The tricked eggs divide for four or five days until they reach 50 to 100 cells — the blastocyst stage. In theory, embryonic stem cells should be obtainable at that point.

Karl Swann, head of the research team said, "It’s the spark of life. It tricks the egg into thinking it has been fertilized."

"There are a number of potential benefits, including the possibility of generating embryonic stem cells without the need to use embryos that were originally created for a couple’s IVF treatment," Nazar Amso, a senior lecturer in the Department of Obstetrics and Gynaecology at the University of Wales College of Medicine, said.

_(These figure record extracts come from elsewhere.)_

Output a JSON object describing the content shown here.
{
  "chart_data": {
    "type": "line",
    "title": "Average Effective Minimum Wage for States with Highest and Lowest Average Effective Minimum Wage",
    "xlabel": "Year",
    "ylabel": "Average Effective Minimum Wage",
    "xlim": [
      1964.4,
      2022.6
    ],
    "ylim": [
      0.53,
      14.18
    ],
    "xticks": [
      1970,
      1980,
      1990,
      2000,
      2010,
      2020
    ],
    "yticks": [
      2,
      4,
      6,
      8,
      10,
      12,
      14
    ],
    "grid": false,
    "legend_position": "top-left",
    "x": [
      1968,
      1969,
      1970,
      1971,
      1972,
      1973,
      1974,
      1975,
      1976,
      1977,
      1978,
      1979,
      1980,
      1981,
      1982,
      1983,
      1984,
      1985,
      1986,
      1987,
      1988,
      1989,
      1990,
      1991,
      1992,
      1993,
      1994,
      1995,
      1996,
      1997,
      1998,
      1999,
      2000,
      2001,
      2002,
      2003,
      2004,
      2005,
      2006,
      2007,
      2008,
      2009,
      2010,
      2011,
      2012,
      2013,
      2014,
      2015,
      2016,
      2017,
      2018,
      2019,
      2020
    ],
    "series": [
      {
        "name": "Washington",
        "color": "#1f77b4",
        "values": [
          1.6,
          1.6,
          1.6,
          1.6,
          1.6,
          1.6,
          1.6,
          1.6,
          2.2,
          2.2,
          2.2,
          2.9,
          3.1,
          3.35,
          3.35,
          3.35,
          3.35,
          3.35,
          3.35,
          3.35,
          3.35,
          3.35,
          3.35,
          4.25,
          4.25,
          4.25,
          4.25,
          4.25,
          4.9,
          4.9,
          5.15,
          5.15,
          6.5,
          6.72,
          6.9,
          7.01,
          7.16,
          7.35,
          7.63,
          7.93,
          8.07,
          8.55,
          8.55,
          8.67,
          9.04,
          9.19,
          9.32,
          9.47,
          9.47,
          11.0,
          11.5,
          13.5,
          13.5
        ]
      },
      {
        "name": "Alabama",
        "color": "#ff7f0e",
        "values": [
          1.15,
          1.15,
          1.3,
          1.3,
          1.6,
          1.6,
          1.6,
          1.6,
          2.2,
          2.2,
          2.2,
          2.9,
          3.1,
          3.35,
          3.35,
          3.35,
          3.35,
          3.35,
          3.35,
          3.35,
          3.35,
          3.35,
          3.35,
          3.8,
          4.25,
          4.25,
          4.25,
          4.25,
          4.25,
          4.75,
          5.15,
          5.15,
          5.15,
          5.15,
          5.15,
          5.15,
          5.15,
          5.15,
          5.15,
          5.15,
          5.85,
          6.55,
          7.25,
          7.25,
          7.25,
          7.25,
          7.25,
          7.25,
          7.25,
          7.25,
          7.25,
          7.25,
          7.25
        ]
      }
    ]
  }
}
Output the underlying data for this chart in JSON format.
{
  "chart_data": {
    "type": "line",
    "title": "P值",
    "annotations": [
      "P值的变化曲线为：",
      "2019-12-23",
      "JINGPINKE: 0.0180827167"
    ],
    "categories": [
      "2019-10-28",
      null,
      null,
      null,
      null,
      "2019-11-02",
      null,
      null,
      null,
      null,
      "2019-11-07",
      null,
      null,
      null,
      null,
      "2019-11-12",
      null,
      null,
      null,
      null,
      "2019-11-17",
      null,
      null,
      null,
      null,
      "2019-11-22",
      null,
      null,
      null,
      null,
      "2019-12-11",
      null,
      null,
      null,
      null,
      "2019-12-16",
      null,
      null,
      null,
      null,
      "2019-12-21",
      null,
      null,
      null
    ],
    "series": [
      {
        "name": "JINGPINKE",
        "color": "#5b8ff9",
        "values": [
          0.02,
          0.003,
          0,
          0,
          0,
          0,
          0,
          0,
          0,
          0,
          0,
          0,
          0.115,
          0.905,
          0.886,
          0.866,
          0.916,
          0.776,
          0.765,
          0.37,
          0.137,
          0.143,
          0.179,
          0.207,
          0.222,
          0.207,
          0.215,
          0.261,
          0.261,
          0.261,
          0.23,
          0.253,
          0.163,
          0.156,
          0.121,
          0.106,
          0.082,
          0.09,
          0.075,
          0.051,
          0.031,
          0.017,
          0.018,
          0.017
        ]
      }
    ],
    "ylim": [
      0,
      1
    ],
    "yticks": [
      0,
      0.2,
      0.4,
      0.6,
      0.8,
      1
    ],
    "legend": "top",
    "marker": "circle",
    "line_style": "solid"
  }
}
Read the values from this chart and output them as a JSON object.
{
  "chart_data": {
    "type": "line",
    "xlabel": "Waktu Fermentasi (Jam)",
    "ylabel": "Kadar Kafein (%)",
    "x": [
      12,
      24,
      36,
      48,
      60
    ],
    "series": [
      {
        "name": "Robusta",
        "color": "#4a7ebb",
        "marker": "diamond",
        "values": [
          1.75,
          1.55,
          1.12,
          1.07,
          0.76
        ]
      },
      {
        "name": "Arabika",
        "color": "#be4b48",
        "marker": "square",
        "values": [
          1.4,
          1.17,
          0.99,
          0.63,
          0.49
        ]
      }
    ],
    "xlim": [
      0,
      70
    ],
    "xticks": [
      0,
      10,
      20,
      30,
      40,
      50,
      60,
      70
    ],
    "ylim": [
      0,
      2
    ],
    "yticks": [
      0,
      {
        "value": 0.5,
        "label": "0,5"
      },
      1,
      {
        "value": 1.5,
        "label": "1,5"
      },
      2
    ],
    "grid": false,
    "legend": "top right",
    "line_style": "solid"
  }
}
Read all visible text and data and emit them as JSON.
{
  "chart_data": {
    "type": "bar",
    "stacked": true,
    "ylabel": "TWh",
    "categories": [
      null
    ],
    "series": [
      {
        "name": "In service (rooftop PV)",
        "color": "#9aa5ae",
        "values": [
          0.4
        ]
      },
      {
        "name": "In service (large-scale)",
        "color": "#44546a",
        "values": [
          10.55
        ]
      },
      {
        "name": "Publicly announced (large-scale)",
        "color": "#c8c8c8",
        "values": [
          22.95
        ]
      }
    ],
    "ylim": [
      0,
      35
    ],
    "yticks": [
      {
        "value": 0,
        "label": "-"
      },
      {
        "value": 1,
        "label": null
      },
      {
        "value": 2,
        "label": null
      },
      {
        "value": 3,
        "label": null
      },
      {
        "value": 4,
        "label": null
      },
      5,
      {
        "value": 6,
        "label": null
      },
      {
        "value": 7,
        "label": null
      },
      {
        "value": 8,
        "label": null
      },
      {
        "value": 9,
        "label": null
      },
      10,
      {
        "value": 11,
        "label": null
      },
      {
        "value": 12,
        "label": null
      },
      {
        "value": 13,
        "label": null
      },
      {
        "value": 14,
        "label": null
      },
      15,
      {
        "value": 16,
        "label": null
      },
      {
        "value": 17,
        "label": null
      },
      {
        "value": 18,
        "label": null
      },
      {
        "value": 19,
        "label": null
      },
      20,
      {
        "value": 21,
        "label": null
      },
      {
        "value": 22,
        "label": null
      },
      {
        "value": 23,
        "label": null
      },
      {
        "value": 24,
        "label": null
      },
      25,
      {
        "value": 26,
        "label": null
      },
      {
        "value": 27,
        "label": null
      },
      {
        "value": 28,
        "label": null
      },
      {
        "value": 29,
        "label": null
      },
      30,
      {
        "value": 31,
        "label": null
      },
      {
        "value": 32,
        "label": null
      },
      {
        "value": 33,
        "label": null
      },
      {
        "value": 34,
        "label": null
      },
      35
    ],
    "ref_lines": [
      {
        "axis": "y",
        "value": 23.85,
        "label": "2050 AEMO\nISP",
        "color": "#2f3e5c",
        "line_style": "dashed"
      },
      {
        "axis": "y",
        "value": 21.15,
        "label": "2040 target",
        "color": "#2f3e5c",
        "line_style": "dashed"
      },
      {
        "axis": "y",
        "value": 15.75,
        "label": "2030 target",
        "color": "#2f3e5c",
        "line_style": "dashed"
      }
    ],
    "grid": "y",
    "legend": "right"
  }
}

Bob Lanza, head of research at the cloning company Advanced Cell Technology in Massachusetts agreed. He told the IC Wales news outlet, "This could eliminate one of the main sources of ethical controversy in this research."

However, pro-life advocates are remaining cautious.

Josephine Quintavalle, of Comment on Reproductive Ethics, a London-based pro-life group, told IC Wales, "I’d be happier if it was beyond all reasonable doubt that it could not become a human life.